LENTZ:  So, it’s really, it’s more along the lines, if I’m understanding correctly, on what contraception is available for women, not – not abortion — for being abortion– it’s just more having the choice of birth control itself.

GARDNER:  Well, that’s one of the consequences that we looked at in terms of contraception, but this issue [personhood] is, I think, a settled issue in Colorado and something that pro-lifers – you know, like I respect peoples’ difference of opinion on this, and I think there are a lot of differences of opinions on this, but I happen to agree that, with the things that I have learned, that I did something that was the right position to take.

So what does this tell us about Gardner’s newly minted abortion views?

The Vatican, along with Catholic Bishops, like Chaput, support the personhood concept, with life beginning at conception. They oppose all abortion, even for rape and incest.

But, as Gardner said, Chaput did not back the personhood amendment. I couldn’t find Chaput’s specific explanation for his opposition to the personhood initiative.

A decade ago, Chaput himself wrote, in describing church teachings, that Roe v. Wade is a “poorly reasoned mistake” and “abortion is wrong in all cases, even rape and incest.” (News Release, “CFJ: Many See the Anti-Religious Implications of Dem Questions on Pryor,” July 3, 2003″).

Vatican watchers will undoubtedly recall that Chaput directed Catholics to vote according to their faith, and he called abortion a “foundational issue” that’s not open to debate.

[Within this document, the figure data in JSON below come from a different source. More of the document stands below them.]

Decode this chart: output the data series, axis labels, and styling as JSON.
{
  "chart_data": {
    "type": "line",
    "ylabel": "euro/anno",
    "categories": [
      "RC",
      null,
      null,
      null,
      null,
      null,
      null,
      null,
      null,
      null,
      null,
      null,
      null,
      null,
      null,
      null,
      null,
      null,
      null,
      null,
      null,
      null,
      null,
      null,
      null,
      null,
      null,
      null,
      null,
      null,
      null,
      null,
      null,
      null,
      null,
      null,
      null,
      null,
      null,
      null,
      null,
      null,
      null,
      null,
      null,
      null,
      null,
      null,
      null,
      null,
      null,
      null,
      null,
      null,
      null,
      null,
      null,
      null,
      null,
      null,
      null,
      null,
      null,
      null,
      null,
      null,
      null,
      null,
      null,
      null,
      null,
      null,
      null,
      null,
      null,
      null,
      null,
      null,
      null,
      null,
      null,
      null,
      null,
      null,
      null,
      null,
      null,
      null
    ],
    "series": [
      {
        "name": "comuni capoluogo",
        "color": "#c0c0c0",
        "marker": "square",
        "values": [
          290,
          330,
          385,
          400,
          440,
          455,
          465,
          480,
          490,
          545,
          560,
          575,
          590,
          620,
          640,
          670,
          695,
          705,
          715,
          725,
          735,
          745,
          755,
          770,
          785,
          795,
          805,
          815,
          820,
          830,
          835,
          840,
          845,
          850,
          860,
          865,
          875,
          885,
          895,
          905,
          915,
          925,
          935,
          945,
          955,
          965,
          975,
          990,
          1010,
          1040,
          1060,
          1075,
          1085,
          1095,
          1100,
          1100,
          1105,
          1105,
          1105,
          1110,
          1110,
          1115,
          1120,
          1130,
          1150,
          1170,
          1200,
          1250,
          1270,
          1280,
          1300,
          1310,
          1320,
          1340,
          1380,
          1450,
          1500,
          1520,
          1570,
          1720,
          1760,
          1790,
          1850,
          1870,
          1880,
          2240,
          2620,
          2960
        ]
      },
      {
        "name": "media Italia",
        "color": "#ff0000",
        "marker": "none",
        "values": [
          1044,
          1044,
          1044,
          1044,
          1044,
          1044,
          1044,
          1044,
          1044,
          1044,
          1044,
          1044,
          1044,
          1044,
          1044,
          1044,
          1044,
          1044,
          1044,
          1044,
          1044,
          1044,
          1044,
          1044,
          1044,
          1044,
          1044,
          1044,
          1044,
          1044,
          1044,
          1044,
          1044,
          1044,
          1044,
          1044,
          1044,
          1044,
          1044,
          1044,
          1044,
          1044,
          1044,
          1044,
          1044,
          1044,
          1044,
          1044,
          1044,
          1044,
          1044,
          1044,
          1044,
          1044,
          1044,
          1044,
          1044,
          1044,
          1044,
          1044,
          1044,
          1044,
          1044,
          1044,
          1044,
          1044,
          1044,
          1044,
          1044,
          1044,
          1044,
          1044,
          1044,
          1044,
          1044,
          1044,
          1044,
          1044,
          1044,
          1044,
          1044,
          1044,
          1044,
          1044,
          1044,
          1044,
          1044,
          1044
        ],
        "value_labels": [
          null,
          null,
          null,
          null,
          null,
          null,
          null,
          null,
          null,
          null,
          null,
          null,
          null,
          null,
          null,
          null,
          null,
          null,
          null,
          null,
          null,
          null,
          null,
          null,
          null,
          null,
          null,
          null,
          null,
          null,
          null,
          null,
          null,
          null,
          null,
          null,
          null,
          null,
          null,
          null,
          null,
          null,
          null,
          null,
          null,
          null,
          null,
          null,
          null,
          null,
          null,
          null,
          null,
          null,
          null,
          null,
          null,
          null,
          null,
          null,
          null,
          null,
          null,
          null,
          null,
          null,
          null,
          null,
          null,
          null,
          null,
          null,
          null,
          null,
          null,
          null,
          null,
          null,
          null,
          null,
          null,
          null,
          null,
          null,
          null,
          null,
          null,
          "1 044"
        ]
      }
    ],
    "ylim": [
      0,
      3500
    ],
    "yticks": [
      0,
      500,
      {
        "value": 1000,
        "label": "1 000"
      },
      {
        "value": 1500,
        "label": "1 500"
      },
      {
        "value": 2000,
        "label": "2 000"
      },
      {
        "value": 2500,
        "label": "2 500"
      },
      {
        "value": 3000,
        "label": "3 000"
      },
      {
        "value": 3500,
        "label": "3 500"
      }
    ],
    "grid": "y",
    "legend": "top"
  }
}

On his “AM Colorado” show last week, Lucero also asked Gardner for “a little more insight” into his decision to abandon personhood:

LUCERO: You got a little bit of heat this last week in an interview you had with The Denver Post. Give our listeners a little more insight into what you were trying to tell them over at The Denver Post. 

GARDNER:  Well, you know, if you look at my position as a pro-life member of Congress, if you look what we did four years ago during the 2009, 2010 run up to the election [inaudible] the number of initiatives on the ballot, I had stated then that I supported an initiative known as the Personhood initiative.  But since that time, I have done a lot of work, done a lot of studying, and learned that that is actually something that many pro-lifers agree, could ban contraception and is a step back for the pro-life effort.  And I believe the voters of Colorado have spoken –that they said ‘no’ to this on multiple occasions, and we ought to be working together on common goals that we can achieve, instead of fighting over a separate issue.

Interestingly, in August, before Gardner flipped on personhood, former CO Republican Chair Dick Wadhams cited Chaput as a model for a GOP candidate–as someone who is both “pro-life” but anti-personhood amendment. Wadhams said at the time that a pro-life candidate who embraces the personhood amendment can’t win in a statewide election.